Ethereum also has the advantage of operating on a decentralized global basis rather than centrally, such as Amazon or Microsoft, possibly providing a solution to concerns about the sharing of personal data.
An important argument in favor of bitcoin as a store of value is its limited supply.
But demand, not scarcity, drives the success of value stocks.
No other stock of value has a fixed supply.
The supply of gold increased by almost 2% per year for centuries and remained an acceptable value reserve.
Many rare items such as osmium are not stocks of value.
In fact, a stable and limited supply risks increasing price volatility, encouraging accumulation and forcing new buyers to create bubbles.
Bitcoin and advantages
The most common argument in favor of bitcoin that prevails over other cryptocurrencies is the advantage of the first move and the large user base.
However, history has shown that in an industry with rapidly changing technology and growing demand, the first-move advantage is difficult to maintain.
Think Myspace and Facebook, Netscape and Internet Explorer or Yahoo and Google.
For encryption networks, active user numbers were very unstable.
During 2017 and 2018, Ethereum managed to acquire an active user base that was 80% of the size of Bitcoin within a year.
Ethereum’s governance structure, with a core team of developers proposing new solutions, may be better suited to today’s dynamic environment in which encryption technology is changing rapidly and systems that do not quickly upgrade can become obsolete.
Indeed, Ethereum is undergoing much faster upgrades to its protocol than Bitcoin. Specifically, Ethereum makes the transition from Proof of Work (PoW) to Proof of Stake (PoS).
Bitcoin energy consumption is already the size of the Netherlands, ie the Netherlands, and could double if bitcoin prices rise to $ 100,000.
Goldman’s conclusion: Ethereum is the platform that solves financial problems here and now, while bitcoin is “a solution that seeks a problem”.
This is why two weeks ago, JPMorgan also took a positive approach to Ethereum.
1) The European Investment Bank (EIB) used the Ethereum blockchain to issue € 100 million in a zero-interest digital bond.
The transaction involved a series of bond tokens in the Ethereum blockchain, where investors buy and pay for security tokens using traditional fiat money
2) The first Ethereum ETF (ETHH) was released on April 20 by Purpose Investments in Canada, followed by three more Ethereum ETF releases the same month.
3) The introduction of the EIP1559 protocol in the summer of 2021 is important.

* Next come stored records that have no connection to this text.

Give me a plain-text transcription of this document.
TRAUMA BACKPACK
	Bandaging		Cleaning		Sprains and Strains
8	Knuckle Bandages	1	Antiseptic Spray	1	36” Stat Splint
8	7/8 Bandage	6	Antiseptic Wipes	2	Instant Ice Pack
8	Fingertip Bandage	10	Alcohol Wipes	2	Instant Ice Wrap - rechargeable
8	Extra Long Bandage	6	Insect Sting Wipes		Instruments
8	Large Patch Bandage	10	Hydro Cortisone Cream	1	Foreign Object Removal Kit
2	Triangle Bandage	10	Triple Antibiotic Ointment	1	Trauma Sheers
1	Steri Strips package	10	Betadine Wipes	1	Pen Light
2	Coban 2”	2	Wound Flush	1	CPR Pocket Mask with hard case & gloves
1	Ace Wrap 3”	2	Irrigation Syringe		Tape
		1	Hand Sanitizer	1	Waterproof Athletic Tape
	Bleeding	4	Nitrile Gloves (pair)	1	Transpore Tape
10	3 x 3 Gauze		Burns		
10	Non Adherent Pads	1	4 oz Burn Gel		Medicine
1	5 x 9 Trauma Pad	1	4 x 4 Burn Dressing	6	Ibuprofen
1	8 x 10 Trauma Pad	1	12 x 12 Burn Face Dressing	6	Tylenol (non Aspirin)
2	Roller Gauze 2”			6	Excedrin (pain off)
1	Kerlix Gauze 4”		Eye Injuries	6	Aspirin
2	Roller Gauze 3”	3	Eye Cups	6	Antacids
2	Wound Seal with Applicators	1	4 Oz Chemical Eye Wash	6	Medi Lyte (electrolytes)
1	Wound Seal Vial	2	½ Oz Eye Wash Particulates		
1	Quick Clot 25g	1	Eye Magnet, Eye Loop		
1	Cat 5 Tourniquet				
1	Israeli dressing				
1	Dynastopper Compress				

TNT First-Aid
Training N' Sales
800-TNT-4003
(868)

The goal of EIP 1559 is to make Ethereum transaction charges more predictable by introducing an automatically calculated base fee for all transactions depending on network activity. Once paid with ethereal, this fee will be removed immediately, which means reduced Ethereum offer in the future
4) Ethereum 2.0 is expected to become much more energy efficient by the end of 2022.
Ethereum 2.0 includes a change from Proof-of-Work Energy Intensification Mechanism to a much less Proof-of-Stake Validation Mechanism.
As a result, less computing power and power consumption would be needed to maintain the Ethereum network.
5) Rising bond yields and a possible easing of monetary policy are putting downward pressure on bitcoin as a form of digital gold, in the same way that higher real yields are putting downward pressure on traditional gold.
Some argue that bitcoin and ethereum can coexist and seemingly become even more popular and eventually hit new all-time highs.
As a reminder, FundStrat sees bitcoin rise to $ 100,000 from $ 36,000 to $ 37,000 this season and Ethereum rise to $ 10,500 from $ 2,200 this season.